For your application to generate an access token, an end user does not need to sign in or provide consent to your application. Instead, your application can use its credentials (client ID and secrets) to authenticate itself and generate access tokens. Your application can then use these to call Adobe APIs and services on its behalf.
Access tokens
Each access token is valid for 24 hours. To adhere to OAuth best practices, you should generate a new token every 23 hours.
Generating access tokens can be accomplished programmatically by sending a POST request to the following endpoint:
Copied to your clipboardcurl -X POST 'https://ims-na1.adobelogin.com/ims/token/v3' \-H 'Content-Type: application/x-www-form-urlencoded' \-d 'grant_type=client_credentials&client_id={<client_id>}&client_secret={<client_secret>}&scope=openid,AdobeID,firefly_enterprise'
The required parameters are:
client_id: The Client ID.client_secret: The Client secret.scope:openid,AdobeID,firefly_enterprise
Automate your token generation by calling the IMS endpoint above using standard OAuth2 libraries.
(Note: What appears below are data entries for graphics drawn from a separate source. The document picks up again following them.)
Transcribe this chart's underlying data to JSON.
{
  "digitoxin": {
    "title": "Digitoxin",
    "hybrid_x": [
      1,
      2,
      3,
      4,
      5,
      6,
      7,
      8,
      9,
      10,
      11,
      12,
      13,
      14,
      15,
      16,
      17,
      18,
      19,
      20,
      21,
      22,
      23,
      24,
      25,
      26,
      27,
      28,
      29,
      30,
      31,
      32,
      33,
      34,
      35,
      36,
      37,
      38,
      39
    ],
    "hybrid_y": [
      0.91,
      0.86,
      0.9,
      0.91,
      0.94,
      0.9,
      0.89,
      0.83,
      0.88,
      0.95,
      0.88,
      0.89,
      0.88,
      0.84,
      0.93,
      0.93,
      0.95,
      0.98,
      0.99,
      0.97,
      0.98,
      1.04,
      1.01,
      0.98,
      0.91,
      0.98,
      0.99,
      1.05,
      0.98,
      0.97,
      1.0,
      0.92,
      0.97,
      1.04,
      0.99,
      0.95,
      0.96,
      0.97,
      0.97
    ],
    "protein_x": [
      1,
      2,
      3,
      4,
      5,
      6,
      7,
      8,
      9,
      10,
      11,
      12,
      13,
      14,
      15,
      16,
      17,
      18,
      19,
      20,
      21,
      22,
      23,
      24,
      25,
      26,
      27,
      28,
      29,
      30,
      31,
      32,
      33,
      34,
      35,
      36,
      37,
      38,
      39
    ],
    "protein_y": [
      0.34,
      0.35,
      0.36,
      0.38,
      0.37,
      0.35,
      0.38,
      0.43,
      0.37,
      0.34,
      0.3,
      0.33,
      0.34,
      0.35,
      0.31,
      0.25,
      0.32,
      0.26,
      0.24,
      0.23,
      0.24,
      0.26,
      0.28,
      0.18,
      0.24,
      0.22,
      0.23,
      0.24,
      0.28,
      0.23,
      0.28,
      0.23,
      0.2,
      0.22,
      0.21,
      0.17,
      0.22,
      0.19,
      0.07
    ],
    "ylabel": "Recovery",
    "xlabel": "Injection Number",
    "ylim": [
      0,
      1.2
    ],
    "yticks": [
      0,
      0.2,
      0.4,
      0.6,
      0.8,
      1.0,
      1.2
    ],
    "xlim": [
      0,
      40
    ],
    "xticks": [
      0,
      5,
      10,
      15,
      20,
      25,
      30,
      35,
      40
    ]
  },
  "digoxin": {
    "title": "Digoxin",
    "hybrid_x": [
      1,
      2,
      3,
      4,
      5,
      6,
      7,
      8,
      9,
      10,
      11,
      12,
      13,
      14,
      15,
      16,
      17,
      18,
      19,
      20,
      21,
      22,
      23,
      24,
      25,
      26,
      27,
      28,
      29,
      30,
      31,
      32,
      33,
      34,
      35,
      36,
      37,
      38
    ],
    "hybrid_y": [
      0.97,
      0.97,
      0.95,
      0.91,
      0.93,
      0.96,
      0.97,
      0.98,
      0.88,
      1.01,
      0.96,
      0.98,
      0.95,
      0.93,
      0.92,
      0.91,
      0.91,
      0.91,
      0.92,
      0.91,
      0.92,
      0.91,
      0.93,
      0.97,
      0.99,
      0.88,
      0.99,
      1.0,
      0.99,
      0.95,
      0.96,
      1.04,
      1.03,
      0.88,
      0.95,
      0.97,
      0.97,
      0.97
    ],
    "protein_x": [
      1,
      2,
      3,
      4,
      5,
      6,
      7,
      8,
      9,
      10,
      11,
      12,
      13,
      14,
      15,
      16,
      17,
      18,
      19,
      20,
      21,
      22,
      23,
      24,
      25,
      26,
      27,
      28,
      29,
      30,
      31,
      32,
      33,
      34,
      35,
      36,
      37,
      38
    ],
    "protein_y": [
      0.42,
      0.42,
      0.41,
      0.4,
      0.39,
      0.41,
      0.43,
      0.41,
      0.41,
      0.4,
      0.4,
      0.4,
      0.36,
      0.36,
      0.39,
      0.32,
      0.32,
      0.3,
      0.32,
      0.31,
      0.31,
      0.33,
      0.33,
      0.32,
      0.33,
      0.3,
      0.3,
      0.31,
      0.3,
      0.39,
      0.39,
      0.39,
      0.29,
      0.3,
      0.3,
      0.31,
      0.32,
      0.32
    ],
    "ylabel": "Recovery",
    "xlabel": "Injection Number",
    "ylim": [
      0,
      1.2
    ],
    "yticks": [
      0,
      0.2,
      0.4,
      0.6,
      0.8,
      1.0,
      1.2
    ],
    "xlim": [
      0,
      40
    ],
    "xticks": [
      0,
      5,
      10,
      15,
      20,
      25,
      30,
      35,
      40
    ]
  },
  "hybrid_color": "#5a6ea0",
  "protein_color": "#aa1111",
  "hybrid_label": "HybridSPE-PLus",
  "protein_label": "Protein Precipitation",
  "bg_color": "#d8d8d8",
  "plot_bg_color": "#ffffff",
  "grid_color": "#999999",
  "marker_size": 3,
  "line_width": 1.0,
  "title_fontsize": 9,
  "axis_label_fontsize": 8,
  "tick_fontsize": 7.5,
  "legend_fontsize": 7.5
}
Using industry-standard libraries is the quickest and most secure way of integrating with OAuth.
Be diligent when picking the OAuth 2.0 library that works best for your application. Your teams' projects are likely leveraging OAuth libraries already in order to connect with other APIs. It is recommended to use these libraries to automatically generate tokens when they expire.
The token endpoint also returns an expiry date, and the token itself (when decoded) contains the expiry time.